How should lawyers cite AI-generated content?

How Should Lawyers Cite AI-Generated Content?

Short Answer

AI-generated content is usually not citable authority and should not appear as a cite in a brief. When an AI tool is used to assist with drafting or research, disclosure requirements depend on the court and increasingly on the individual judge's standing order. The Bluebook's 21st edition added a rule for citing generative AI outputs when they are the source, but the right answer for most filings is to cite the underlying authority, not the AI.

Full Answer

The question of how to cite AI in legal writing conflates two different issues. The first is whether to disclose that AI was used in the preparation of a filing, which is a procedural question governed by court rules and standing orders. The second is whether to cite AI output as authority, which is a substantive question governed by the rules of citation and the nature of legal argument. The two have different answers and they need to be handled separately.

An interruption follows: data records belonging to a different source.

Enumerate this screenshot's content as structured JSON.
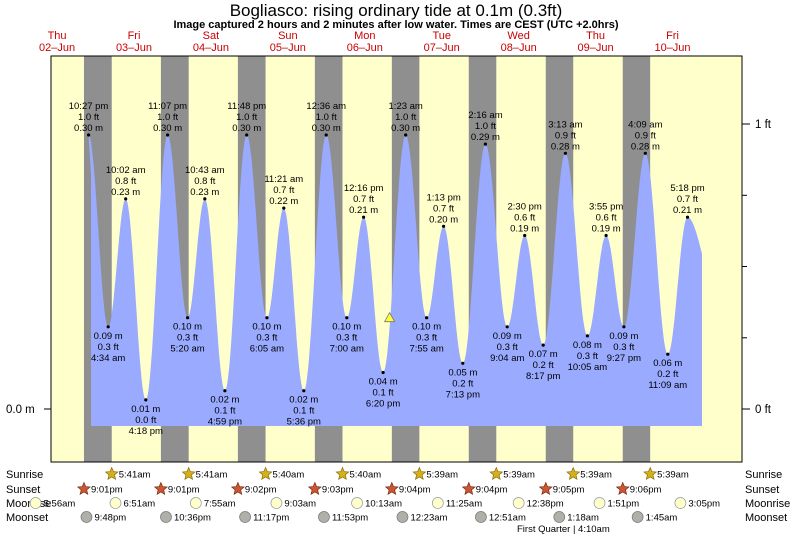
{
  "title": "Bogliasco: rising  ordinary tide at 0.1m (0.3ft)",
  "subtitle": "Image captured 2 hours and 2 minutes after low water. Times are CEST (UTC +2.0hrs)",
  "colors": {
    "day": "#ffffcc",
    "night": "#8f8f8f",
    "tide": "#99aaff",
    "day_label": "#cc0000",
    "sunrise": "#d4b020",
    "sunset": "#cc5533",
    "moonrise": "#ffffcc",
    "moonset": "#b0b0a8",
    "now_marker": "#ffff33"
  },
  "chart_data": {
    "type": "area",
    "days": [
      {
        "dow": "Thu",
        "date": "02–Jun"
      },
      {
        "dow": "Fri",
        "date": "03–Jun"
      },
      {
        "dow": "Sat",
        "date": "04–Jun"
      },
      {
        "dow": "Sun",
        "date": "05–Jun"
      },
      {
        "dow": "Mon",
        "date": "06–Jun"
      },
      {
        "dow": "Tue",
        "date": "07–Jun"
      },
      {
        "dow": "Wed",
        "date": "08–Jun"
      },
      {
        "dow": "Thu",
        "date": "09–Jun"
      },
      {
        "dow": "Fri",
        "date": "10–Jun"
      }
    ],
    "left_axis": {
      "label": "0.0 m"
    },
    "right_axis": {
      "labels": [
        "1 ft",
        "0 ft"
      ]
    },
    "tides": [
      {
        "day": 0,
        "time": "10:27 pm",
        "ft": "1.0 ft",
        "m": "0.30 m",
        "type": "high",
        "height_m": 0.3
      },
      {
        "day": 1,
        "time": "4:34 am",
        "ft": "0.3 ft",
        "m": "0.09 m",
        "type": "low",
        "height_m": 0.09
      },
      {
        "day": 1,
        "time": "10:02 am",
        "ft": "0.8 ft",
        "m": "0.23 m",
        "type": "high",
        "height_m": 0.23
      },
      {
        "day": 1,
        "time": "4:18 pm",
        "ft": "0.0 ft",
        "m": "0.01 m",
        "type": "low",
        "height_m": 0.01
      },
      {
        "day": 1,
        "time": "11:07 pm",
        "ft": "1.0 ft",
        "m": "0.30 m",
        "type": "high",
        "height_m": 0.3
      },
      {
        "day": 2,
        "time": "5:20 am",
        "ft": "0.3 ft",
        "m": "0.10 m",
        "type": "low",
        "height_m": 0.1
      },
      {
        "day": 2,
        "time": "10:43 am",
        "ft": "0.8 ft",
        "m": "0.23 m",
        "type": "high",
        "height_m": 0.23
      },
      {
        "day": 2,
        "time": "4:59 pm",
        "ft": "0.1 ft",
        "m": "0.02 m",
        "type": "low",
        "height_m": 0.02
      },
      {
        "day": 2,
        "time": "11:48 pm",
        "ft": "1.0 ft",
        "m": "0.30 m",
        "type": "high",
        "height_m": 0.3
      },
      {
        "day": 3,
        "time": "6:05 am",
        "ft": "0.3 ft",
        "m": "0.10 m",
        "type": "low",
        "height_m": 0.1
      },
      {
        "day": 3,
        "time": "11:21 am",
        "ft": "0.7 ft",
        "m": "0.22 m",
        "type": "high",
        "height_m": 0.22
      },
      {
        "day": 3,
        "time": "5:36 pm",
        "ft": "0.1 ft",
        "m": "0.02 m",
        "type": "low",
        "height_m": 0.02
      },
      {
        "day": 4,
        "time": "12:36 am",
        "ft": "1.0 ft",
        "m": "0.30 m",
        "type": "high",
        "height_m": 0.3
      },
      {
        "day": 4,
        "time": "7:00 am",
        "ft": "0.3 ft",
        "m": "0.10 m",
        "type": "low",
        "height_m": 0.1
      },
      {
        "day": 4,
        "time": "12:16 pm",
        "ft": "0.7 ft",
        "m": "0.21 m",
        "type": "high",
        "height_m": 0.21
      },
      {
        "day": 4,
        "time": "6:20 pm",
        "ft": "0.1 ft",
        "m": "0.04 m",
        "type": "low",
        "height_m": 0.04
      },
      {
        "day": 5,
        "time": "1:23 am",
        "ft": "1.0 ft",
        "m": "0.30 m",
        "type": "high",
        "height_m": 0.3
      },
      {
        "day": 5,
        "time": "7:55 am",
        "ft": "0.3 ft",
        "m": "0.10 m",
        "type": "low",
        "height_m": 0.1
      },
      {
        "day": 5,
        "time": "1:13 pm",
        "ft": "0.7 ft",
        "m": "0.20 m",
        "type": "high",
        "height_m": 0.2
      },
      {
        "day": 5,
        "time": "7:13 pm",
        "ft": "0.2 ft",
        "m": "0.05 m",
        "type": "low",
        "height_m": 0.05
      },
      {
        "day": 6,
        "time": "2:16 am",
        "ft": "1.0 ft",
        "m": "0.29 m",
        "type": "high",
        "height_m": 0.29
      },
      {
        "day": 6,
        "time": "9:04 am",
        "ft": "0.3 ft",
        "m": "0.09 m",
        "type": "low",
        "height_m": 0.09
      },
      {
        "day": 6,
        "time": "2:30 pm",
        "ft": "0.6 ft",
        "m": "0.19 m",
        "type": "high",
        "height_m": 0.19
      },
      {
        "day": 6,
        "time": "8:17 pm",
        "ft": "0.2 ft",
        "m": "0.07 m",
        "type": "low",
        "height_m": 0.07
      },
      {
        "day": 7,
        "time": "3:13 am",
        "ft": "0.9 ft",
        "m": "0.28 m",
        "type": "high",
        "height_m": 0.28
      },
      {
        "day": 7,
        "time": "10:05 am",
        "ft": "0.3 ft",
        "m": "0.08 m",
        "type": "low",
        "height_m": 0.08
      },
      {
        "day": 7,
        "time": "3:55 pm",
        "ft": "0.6 ft",
        "m": "0.19 m",
        "type": "high",
        "height_m": 0.19
      },
      {
        "day": 7,
        "time": "9:27 pm",
        "ft": "0.3 ft",
        "m": "0.09 m",
        "type": "low",
        "height_m": 0.09
      },
      {
        "day": 8,
        "time": "4:09 am",
        "ft": "0.9 ft",
        "m": "0.28 m",
        "type": "high",
        "height_m": 0.28
      },
      {
        "day": 8,
        "time": "11:09 am",
        "ft": "0.2 ft",
        "m": "0.06 m",
        "type": "low",
        "height_m": 0.06
      },
      {
        "day": 8,
        "time": "5:18 pm",
        "ft": "0.7 ft",
        "m": "0.21 m",
        "type": "high",
        "height_m": 0.21
      }
    ],
    "now": {
      "day": 4,
      "time": "8:22 pm",
      "height_m": 0.1
    },
    "astro": {
      "row_labels": {
        "sunrise": "Sunrise",
        "sunset": "Sunset",
        "moonrise": "Moonrise",
        "moonset": "Moonset"
      },
      "sunrise": [
        {
          "day": 1,
          "time": "5:41am"
        },
        {
          "day": 2,
          "time": "5:41am"
        },
        {
          "day": 3,
          "time": "5:40am"
        },
        {
          "day": 4,
          "time": "5:40am"
        },
        {
          "day": 5,
          "time": "5:39am"
        },
        {
          "day": 6,
          "time": "5:39am"
        },
        {
          "day": 7,
          "time": "5:39am"
        },
        {
          "day": 8,
          "time": "5:39am"
        }
      ],
      "sunset": [
        {
          "day": 0,
          "time": "9:01pm"
        },
        {
          "day": 1,
          "time": "9:01pm"
        },
        {
          "day": 2,
          "time": "9:02pm"
        },
        {
          "day": 3,
          "time": "9:03pm"
        },
        {
          "day": 4,
          "time": "9:04pm"
        },
        {
          "day": 5,
          "time": "9:04pm"
        },
        {
          "day": 6,
          "time": "9:05pm"
        },
        {
          "day": 7,
          "time": "9:06pm"
        }
      ],
      "moonrise": [
        {
          "day": 0,
          "time": "5:56am"
        },
        {
          "day": 1,
          "time": "6:51am"
        },
        {
          "day": 2,
          "time": "7:55am"
        },
        {
          "day": 3,
          "time": "9:03am"
        },
        {
          "day": 4,
          "time": "10:13am"
        },
        {
          "day": 5,
          "time": "11:25am"
        },
        {
          "day": 6,
          "time": "12:38pm"
        },
        {
          "day": 7,
          "time": "1:51pm"
        },
        {
          "day": 8,
          "time": "3:05pm"
        }
      ],
      "moonset": [
        {
          "day": 0,
          "time": "9:48pm"
        },
        {
          "day": 1,
          "time": "10:36pm"
        },
        {
          "day": 2,
          "time": "11:17pm"
        },
        {
          "day": 3,
          "time": "11:53pm"
        },
        {
          "day": 5,
          "time": "12:23am"
        },
        {
          "day": 6,
          "time": "12:51am"
        },
        {
          "day": 7,
          "time": "1:18am"
        },
        {
          "day": 8,
          "time": "1:45am"
        }
      ],
      "phase": "First Quarter | 4:10am"
    }
  }
}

On disclosure, the landscape in 2026 is messier than it should be. There is no single national rule. Federal district courts and individual federal judges have been issuing standing orders since mid-2023, and the orders vary significantly. Some require a certification that AI was not used. Some require disclosure of which AI tools were used and on which portions of the filing. Some require the lawyer to certify that any AI-generated text was independently verified. Some impose no requirement at all but remind counsel of their Rule 11 obligations. The Fifth Circuit considered and rejected a circuit-wide rule in 2024; the Second Circuit has a pilot program in some chambers. State courts are even more varied. The practical implication is that before filing in any court you should pull up the judge's standing order and read it carefully, and if the order is silent, default to the conservative position of disclosing material AI use in a footnote.

Material AI use is the key phrase. Using an AI tool to check your grammar is not material; neither is using one to brainstorm an outline that you then completely rewrote. Using an AI to draft an argument or a statement of facts that substantially made it into the final filing is material, and the emerging norm is that material use should be disclosed if the court requires disclosure, and documented internally in any event. Keeping a simple log of which tool was used on which filing, with what prompts, protects you in two ways: it lets you respond accurately to any post-hoc inquiry, and it creates a record of the diligence you applied to any AI-assisted content.

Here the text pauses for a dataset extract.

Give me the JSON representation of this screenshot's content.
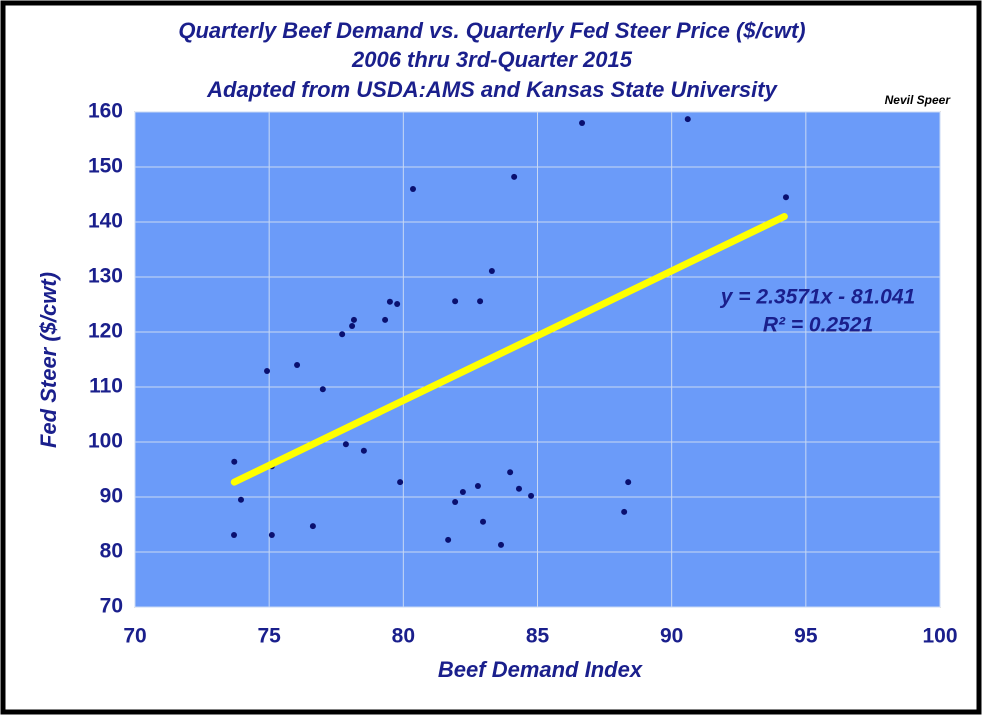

On citation as authority, the strong default is do not. AI-generated text is not authority and has no weight in court. The reason to cite authority in a brief is to ground a legal proposition in something a judge can verify and rely on. An AI output, even a correct one, does not satisfy that purpose; it is more like a hypothesis you formed during drafting than a source. If the AI tells you that a particular case says a particular thing, your job is to pull the case, confirm the holding, and cite the case, not the AI. The Mata v. Avianca fiasco is the canonical example of what happens when lawyers forget this: the sanctioned attorneys had effectively cited ChatGPT, except they hid it by dressing the ChatGPT output in fake case citations, which is the worst possible version of the mistake.

That said, there is a narrow category where AI output is itself the source. If you are writing a law review article about how AI models answer legal questions, or an expert report analyzing the outputs of a specific tool for purposes of a case about AI behavior, you do need to cite the AI output directly. The Bluebook's 21st edition (published 2024) added Rule 18.3 for this purpose, which requires citing the model name and version, the date the output was generated, and the prompt. The standard format is something like "ChatGPT, OpenAI (GPT-4o, Sept. 12, 2026) (response to prompt 'summarize the holding of Brown v. Board of Education')." This rule exists for when the AI output is the thing being analyzed, not for when the AI is a research tool. Conflating the two is a category error.

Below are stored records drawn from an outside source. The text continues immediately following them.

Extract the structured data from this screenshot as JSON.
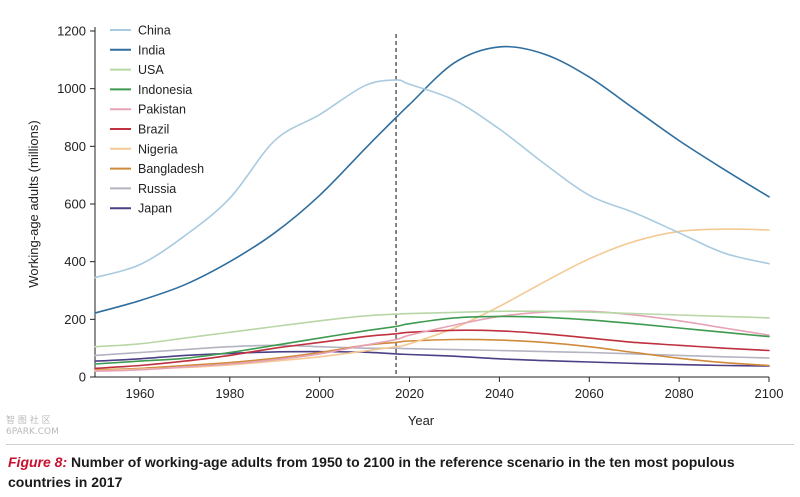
{
  "chart_data": {
    "type": "line",
    "xlabel": "Year",
    "ylabel": "Working-age adults (millions)",
    "xlim": [
      1950,
      2100
    ],
    "ylim": [
      0,
      1200
    ],
    "xticks": [
      1960,
      1980,
      2000,
      2020,
      2040,
      2060,
      2080,
      2100
    ],
    "yticks": [
      0,
      200,
      400,
      600,
      800,
      1000,
      1200
    ],
    "reference_line_x": 2017,
    "legend_position": "top-left",
    "x": [
      1950,
      1960,
      1970,
      1980,
      1990,
      2000,
      2010,
      2017,
      2020,
      2030,
      2040,
      2050,
      2060,
      2070,
      2080,
      2090,
      2100
    ],
    "series": [
      {
        "name": "China",
        "color": "#a9cbe0",
        "values": [
          345,
          390,
          490,
          620,
          820,
          910,
          1010,
          1030,
          1015,
          960,
          860,
          740,
          630,
          570,
          500,
          430,
          393
        ]
      },
      {
        "name": "India",
        "color": "#2f6e9e",
        "values": [
          222,
          265,
          320,
          400,
          500,
          630,
          790,
          900,
          945,
          1090,
          1145,
          1120,
          1040,
          930,
          820,
          720,
          625
        ]
      },
      {
        "name": "USA",
        "color": "#b8d7a6",
        "values": [
          105,
          115,
          135,
          155,
          175,
          195,
          212,
          218,
          220,
          224,
          228,
          228,
          225,
          220,
          215,
          210,
          205
        ]
      },
      {
        "name": "Indonesia",
        "color": "#3e9a4f",
        "values": [
          45,
          55,
          65,
          85,
          110,
          135,
          160,
          175,
          185,
          205,
          210,
          207,
          198,
          185,
          170,
          155,
          140
        ]
      },
      {
        "name": "Pakistan",
        "color": "#e7a3b6",
        "values": [
          20,
          25,
          35,
          45,
          60,
          80,
          110,
          130,
          145,
          180,
          210,
          225,
          228,
          215,
          195,
          170,
          145
        ]
      },
      {
        "name": "Brazil",
        "color": "#c0313f",
        "values": [
          30,
          40,
          55,
          75,
          100,
          120,
          140,
          150,
          155,
          162,
          160,
          150,
          135,
          120,
          110,
          100,
          92
        ]
      },
      {
        "name": "Nigeria",
        "color": "#f4c993",
        "values": [
          22,
          27,
          33,
          42,
          55,
          70,
          90,
          105,
          115,
          170,
          245,
          330,
          410,
          470,
          505,
          513,
          510
        ]
      },
      {
        "name": "Bangladesh",
        "color": "#d08a3c",
        "values": [
          25,
          30,
          40,
          50,
          65,
          85,
          110,
          120,
          125,
          130,
          128,
          120,
          105,
          85,
          65,
          50,
          40
        ]
      },
      {
        "name": "Russia",
        "color": "#b3b3c2",
        "values": [
          75,
          85,
          95,
          105,
          110,
          105,
          100,
          100,
          98,
          95,
          92,
          88,
          85,
          80,
          75,
          70,
          66
        ]
      },
      {
        "name": "Japan",
        "color": "#4d3f86",
        "values": [
          55,
          63,
          75,
          82,
          87,
          88,
          86,
          80,
          78,
          72,
          63,
          57,
          52,
          47,
          43,
          40,
          38
        ]
      }
    ]
  },
  "watermark": {
    "line1": "智 图 社 区",
    "line2": "6PARK.COM"
  },
  "caption": {
    "label": "Figure 8:",
    "text": "Number of working-age adults from 1950 to 2100 in the reference scenario in the ten most populous countries in 2017"
  }
}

Practical tactics. Decide at the start of every matter whether AI will be used and, if so, how the firm will document it. Pull and save every standing order for every judge in every active case. Train associates to distinguish AI as a drafting assistant from AI as a source. Never let an AI-generated citation into a filing without independent verification. Consider including a short "AI use" protocol in the firm's litigation handbook that defines material use, documentation requirements, and disclosure defaults. And remember that the trend line is toward more disclosure, not less, so when in doubt over-disclose rather than under-disclose. Judges are much more forgiving of lawyers who proactively explain their AI use than of lawyers who are caught hiding it.